Otros llevan el verbo destruir en el título, como Instruments of Destruction, en el que destruir es el objetivo; lo que se califica es cuánto, cómo y qué se destruye; sus paisajes están construidos solo para ser echados abajo con distintos vehículos, los instrumentos de destrucción de los que habla el título. Lo que construyes no son las estructuras que vas a tirar luego abajo, sino precisamente los vehículos-instrumento que vas a usar para ello. Hay creatividad en ese proceso de construcción, claro, pero, ¿puede haberla también en la destrucción? Hay juegos que razonan que sí, como Teardown, en el que todo está formado por vóxeles que pueden ser destruidos.

Lo de estos juegos y lo de mi hijo es, por supuesto, solamente un simulacro de destrucción. Una vez derribada la casacastillopuente, mi hijo vuelve a usar las piezas para crear otra construcción que puede correr o no la misma suerte; no hay posibilidad de ruina en lo que está creado para ser derruido. Es un paso más en el juego. Una torre de Jenga no se destruye; se cae, se derriba, se viene abajo; se desmonta. La destrucción necesita tener una gravedad y unas consecuencias que no siempre son posibles en el contexto de un videojuego, o de la mayoría de videojuegos. Estos días he estado jugando bastante a V Rising, y ahí la destrucción sí tiene consecuencias: inviertes muchas horas en construir tu castillo, en conseguir que sea útil, que esté bien ubicado, que esté protegido y sea cómodo y en última instancia hasta que sea bonito, un lugar agradable en el que pasar el tiempo. ¡Imagina perderlo! Pienso también en Rust, por ejemplo, y en las historias que me contó un amigo que estuvo muy dentro de una comunidad que incluso tenía un grupo de WhatsApp para avisarse en caso de ataque, por si había que entrar para defender su base. En esos casos, la destrucción tiene un matiz claramente distinto, mucho menos lúdico, mucho menos didáctico, más oscuro y triste; nada que ver con la feliz destrucción de mi hijo, que puede permitirse el lujo de crear y romper a patadas sus casascastillopuente y muchas veces no tiene ni que preocuparse por recoger los restos de la catástrofe, porque ya estoy yo ahí para coger las piezas y meterlas en su bolsa y dejarlas listas para la siguiente partida.


videomécum
Del lat. video ‘ver’, ‘comprender’ y mecum ‘conmigo’.

1. m.
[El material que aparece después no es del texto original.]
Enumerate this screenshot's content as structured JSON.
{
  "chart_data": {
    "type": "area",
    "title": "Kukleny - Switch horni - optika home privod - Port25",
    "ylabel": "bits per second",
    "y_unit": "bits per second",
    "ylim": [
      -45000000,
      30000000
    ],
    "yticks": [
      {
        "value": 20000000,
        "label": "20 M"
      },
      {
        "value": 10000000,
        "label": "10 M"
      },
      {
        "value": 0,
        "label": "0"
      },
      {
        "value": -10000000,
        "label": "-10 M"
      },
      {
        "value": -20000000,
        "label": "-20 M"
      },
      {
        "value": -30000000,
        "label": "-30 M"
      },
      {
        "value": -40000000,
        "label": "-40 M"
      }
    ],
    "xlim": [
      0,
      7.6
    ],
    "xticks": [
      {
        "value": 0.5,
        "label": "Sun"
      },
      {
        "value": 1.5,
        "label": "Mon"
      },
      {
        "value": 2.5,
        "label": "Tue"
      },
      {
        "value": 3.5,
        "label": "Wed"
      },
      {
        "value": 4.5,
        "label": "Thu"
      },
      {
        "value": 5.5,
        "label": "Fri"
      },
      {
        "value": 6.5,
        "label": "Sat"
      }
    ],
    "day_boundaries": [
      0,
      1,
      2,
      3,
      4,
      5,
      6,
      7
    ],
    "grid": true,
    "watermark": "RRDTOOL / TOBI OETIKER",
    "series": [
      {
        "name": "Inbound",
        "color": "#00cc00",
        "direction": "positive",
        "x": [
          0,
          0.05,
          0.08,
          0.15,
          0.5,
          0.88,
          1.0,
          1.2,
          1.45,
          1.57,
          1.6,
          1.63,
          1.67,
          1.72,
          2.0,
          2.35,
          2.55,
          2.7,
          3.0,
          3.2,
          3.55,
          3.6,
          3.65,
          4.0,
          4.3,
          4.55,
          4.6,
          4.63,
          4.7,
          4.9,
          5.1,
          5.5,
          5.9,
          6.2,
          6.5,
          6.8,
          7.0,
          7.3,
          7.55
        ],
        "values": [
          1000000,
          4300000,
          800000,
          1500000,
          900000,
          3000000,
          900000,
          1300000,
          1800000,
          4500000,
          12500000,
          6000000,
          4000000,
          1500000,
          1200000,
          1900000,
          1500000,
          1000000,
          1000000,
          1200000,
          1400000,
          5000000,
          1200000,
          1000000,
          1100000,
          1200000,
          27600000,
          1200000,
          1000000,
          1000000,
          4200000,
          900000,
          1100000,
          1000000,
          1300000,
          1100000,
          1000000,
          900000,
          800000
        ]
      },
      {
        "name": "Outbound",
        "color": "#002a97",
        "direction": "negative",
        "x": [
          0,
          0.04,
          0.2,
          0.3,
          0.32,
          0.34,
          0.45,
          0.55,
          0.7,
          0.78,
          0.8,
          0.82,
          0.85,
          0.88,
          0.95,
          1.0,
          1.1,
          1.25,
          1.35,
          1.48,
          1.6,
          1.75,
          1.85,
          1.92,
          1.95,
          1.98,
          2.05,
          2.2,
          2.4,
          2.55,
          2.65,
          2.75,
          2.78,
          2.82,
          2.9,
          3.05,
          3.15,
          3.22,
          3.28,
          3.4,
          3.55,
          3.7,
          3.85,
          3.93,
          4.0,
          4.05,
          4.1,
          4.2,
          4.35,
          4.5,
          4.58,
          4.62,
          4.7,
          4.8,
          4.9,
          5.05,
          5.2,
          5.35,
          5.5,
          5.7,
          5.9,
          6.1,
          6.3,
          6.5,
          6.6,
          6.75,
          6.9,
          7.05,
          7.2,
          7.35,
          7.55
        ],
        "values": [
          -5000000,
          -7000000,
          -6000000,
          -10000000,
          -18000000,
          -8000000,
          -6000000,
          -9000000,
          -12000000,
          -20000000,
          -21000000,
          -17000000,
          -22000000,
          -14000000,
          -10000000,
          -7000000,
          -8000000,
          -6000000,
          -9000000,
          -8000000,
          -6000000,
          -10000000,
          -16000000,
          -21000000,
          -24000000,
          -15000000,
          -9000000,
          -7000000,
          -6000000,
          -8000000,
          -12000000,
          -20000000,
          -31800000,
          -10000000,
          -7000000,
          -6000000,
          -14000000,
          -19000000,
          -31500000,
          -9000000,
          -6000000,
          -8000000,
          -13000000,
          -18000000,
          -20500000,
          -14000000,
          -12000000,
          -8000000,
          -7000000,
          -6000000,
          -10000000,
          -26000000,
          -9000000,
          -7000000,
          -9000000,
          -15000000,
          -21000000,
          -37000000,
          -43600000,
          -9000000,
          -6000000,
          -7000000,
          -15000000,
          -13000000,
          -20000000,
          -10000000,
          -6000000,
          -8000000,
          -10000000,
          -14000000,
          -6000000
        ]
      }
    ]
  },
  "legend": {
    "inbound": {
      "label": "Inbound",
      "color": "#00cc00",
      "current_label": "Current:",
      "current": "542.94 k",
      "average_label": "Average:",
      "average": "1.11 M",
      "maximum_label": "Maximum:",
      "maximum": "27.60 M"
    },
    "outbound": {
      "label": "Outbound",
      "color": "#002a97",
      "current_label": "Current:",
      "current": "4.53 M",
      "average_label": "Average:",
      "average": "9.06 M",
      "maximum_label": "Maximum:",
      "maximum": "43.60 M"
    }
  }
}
Libro de poco volumen y de fácil manejo para consulta inmediata de nociones o informaciones fundamentales.
2. m. Una columna de reflexión sobre videojuegos.

  1. molekiller

    Sobre el Battlefield, en la campaña del Bad Company 2 recuerdo que había bastante libertad para destruir. Me vienen a la cabeza flashes de reventar casas desde las que estaban saliendo enemigos. Es increíble y lamentable que eso se quedara en la época de 360. Al final la mayoría de juegos evolucionan en lo que menos importa y menos relevancia tiene.

    1. Xandru

      @molekiller
      Totalmente de acuerdo con tu último párrafo. Hubo un tiempo en que parecía que la evolución tecnológica iba hacia mayor interactividad con los escenarios, físicas… Y ahora la nueva generación parece que se basa en tiempos de carga mínimos (que bien) y el ray-tracing (que meh)

      1. fnxvandal

        @xandru
        Es todo estrategia, osea, al final siendo una compañía de exito con IP’s de exito lo que tienes que hacer es maximizar beneficios y creo que invirtiendo lo mínimo para que el usuario crea que hay algo nuevo lo están consiguiendo, ya empezó a pasar con el tema de los remasters y remakes pochos, luego te ves los remakes de THPS o Spyro/Crash y piensas… de verdad he pagado menos por esto que por un remaster que solo incluye 1080p?

  2. fnxvandal

    Muy fan de las casascastillopuente.

  3. Silvani

    Y por eso Split Second es el mejor juego de carreras.

  4. Rocks

    Genial artículo.

  5. Otro Mono

    Luigi’s Mansion no incluye en parte el placer de destruir?